Amazon is bringing The Grand Tour back.
September 4. That’s the date. No more waiting around for vague rumors, they’ve finally pinned down a premiere across Instagram.
It’s not the same old trio anymore.
James May, Jeremy Clarkson, and Richard Hammer—wait, Hammond—they moved on. Other projects, other grass. Someone else had to turn the wrenches this time around.
In comes a weird mix of creators.
There’s Throttle House. James Engelsman and Thomas Holland. They run a popular YouTube channel, review cars, and banter enough to fill a void. Joining them is Francis Bourgeois.
He’s a TikTok star.
Mostly known for train videos, really. He calls himself a railway enthusiast, a mechanical engineer. Now he’s sitting behind the wheel. It’s an odd combo. You have car guys meeting a guy who just really likes trains.
Will fans care?
They’ll probably hate it at first.
The banter between the original three was comfortable. It had decades of history behind it. This new crew doesn’t have that baggage yet. They don’t have the shorthand. Winning over people who loved the old chaos? That’s hard work. It’s an uphill battle.

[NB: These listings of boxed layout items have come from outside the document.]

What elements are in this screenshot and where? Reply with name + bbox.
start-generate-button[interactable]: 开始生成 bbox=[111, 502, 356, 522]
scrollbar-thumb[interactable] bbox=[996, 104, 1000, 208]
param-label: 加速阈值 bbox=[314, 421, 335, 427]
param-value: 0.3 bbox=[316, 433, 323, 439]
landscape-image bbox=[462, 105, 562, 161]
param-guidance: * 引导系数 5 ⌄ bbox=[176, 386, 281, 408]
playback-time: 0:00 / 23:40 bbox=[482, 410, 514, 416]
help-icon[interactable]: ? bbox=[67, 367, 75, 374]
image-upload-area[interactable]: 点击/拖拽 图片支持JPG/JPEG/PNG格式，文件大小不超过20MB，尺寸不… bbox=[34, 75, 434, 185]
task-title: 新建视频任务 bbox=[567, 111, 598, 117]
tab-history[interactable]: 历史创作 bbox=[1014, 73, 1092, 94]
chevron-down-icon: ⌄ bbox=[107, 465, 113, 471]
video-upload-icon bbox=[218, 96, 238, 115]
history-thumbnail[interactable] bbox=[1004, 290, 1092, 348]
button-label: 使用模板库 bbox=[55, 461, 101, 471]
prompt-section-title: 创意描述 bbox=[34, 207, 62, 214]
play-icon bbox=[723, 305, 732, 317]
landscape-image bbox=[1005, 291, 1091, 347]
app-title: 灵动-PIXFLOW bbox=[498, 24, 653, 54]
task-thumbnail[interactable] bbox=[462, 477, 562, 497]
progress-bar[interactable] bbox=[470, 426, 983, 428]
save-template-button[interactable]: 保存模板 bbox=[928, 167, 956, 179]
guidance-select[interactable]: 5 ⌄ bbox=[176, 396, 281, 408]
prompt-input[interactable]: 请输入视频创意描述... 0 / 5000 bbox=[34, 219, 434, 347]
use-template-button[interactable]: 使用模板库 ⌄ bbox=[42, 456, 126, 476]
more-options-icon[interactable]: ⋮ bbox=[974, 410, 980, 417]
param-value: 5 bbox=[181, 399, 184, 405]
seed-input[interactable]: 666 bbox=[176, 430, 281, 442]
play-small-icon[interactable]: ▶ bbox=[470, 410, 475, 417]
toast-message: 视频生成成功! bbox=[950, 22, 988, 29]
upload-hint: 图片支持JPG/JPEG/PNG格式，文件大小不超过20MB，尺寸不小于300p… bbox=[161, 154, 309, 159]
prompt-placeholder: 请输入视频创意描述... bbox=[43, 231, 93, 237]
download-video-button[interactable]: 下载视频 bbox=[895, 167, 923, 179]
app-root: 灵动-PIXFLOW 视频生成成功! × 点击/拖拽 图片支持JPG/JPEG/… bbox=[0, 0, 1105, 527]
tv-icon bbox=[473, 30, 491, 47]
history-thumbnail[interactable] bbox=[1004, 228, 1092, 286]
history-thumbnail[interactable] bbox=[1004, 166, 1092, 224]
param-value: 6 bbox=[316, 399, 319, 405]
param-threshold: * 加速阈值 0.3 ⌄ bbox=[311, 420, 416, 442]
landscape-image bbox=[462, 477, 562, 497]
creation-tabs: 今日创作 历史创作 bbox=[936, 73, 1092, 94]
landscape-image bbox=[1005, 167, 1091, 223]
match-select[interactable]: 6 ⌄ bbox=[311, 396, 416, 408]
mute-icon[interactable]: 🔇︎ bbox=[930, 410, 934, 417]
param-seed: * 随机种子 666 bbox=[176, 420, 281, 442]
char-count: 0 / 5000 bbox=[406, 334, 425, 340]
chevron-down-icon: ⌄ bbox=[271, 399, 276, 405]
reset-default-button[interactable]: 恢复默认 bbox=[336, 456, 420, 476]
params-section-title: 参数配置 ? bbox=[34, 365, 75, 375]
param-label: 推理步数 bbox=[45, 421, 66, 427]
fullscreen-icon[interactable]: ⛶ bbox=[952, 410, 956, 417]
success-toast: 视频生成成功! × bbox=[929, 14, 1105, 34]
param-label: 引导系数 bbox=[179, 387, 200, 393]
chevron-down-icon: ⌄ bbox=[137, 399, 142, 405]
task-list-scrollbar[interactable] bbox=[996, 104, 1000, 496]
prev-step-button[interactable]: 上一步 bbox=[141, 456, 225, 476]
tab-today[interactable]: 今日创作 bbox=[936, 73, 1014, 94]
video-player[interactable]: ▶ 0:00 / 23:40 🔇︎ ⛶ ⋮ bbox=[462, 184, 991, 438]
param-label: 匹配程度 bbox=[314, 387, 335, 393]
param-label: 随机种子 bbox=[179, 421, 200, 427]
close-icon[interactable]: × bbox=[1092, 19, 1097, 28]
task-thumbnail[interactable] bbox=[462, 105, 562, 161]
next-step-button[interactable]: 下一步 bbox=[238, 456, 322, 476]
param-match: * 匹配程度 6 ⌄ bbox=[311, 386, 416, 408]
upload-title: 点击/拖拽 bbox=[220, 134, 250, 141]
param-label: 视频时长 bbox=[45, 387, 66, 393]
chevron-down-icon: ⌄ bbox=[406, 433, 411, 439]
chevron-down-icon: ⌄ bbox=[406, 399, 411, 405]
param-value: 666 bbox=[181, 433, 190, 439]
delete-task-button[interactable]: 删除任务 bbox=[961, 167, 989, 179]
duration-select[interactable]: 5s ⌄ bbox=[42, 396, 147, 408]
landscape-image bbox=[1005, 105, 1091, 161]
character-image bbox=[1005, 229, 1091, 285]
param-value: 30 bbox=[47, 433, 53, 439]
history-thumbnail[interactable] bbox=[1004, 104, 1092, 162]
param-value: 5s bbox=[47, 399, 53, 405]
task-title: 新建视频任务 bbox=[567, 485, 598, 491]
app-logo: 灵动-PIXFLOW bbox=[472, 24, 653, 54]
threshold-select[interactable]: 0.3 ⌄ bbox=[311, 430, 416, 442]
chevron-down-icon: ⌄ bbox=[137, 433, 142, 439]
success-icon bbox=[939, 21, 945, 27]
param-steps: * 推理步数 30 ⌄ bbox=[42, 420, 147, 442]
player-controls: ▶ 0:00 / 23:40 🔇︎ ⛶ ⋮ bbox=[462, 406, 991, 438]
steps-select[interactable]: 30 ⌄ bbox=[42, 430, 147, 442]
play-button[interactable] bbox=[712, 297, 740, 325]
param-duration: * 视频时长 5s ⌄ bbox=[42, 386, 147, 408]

But Amazon doesn’t care too much. They just want content.
Six episodes. All dropped at once on the fourth. You can binge them.
What are they driving?
They’re going to the Angola desert in track cars. Then Malaysia. Car culture there is intense, different. Then California for the latest tech. And apparently they’re going to challenge an entire nation’s legal system at some point.
“Same show. New knobs.”
That’s Amazon’s headline. Bold. Accurate enough.
They tried this cast change before, actually. In February they teased the idea. There was a video, really, with Jeremy Clarkson pretending to sort applications.
He rejected people with beards.
He rejected someone for looking exactly like James May.
He approved this new group.
Clarkson gave his blessing.
So the old guard isn’t fighting it.
Is that enough? Maybe. Fans are loyal, but they’re also fickle. They might give the train guy a chance. They might not.
Come September we’ll know if a YouTube couple and a rail enthusiast can drive this legacy forward or if it’ll just crash in the desert.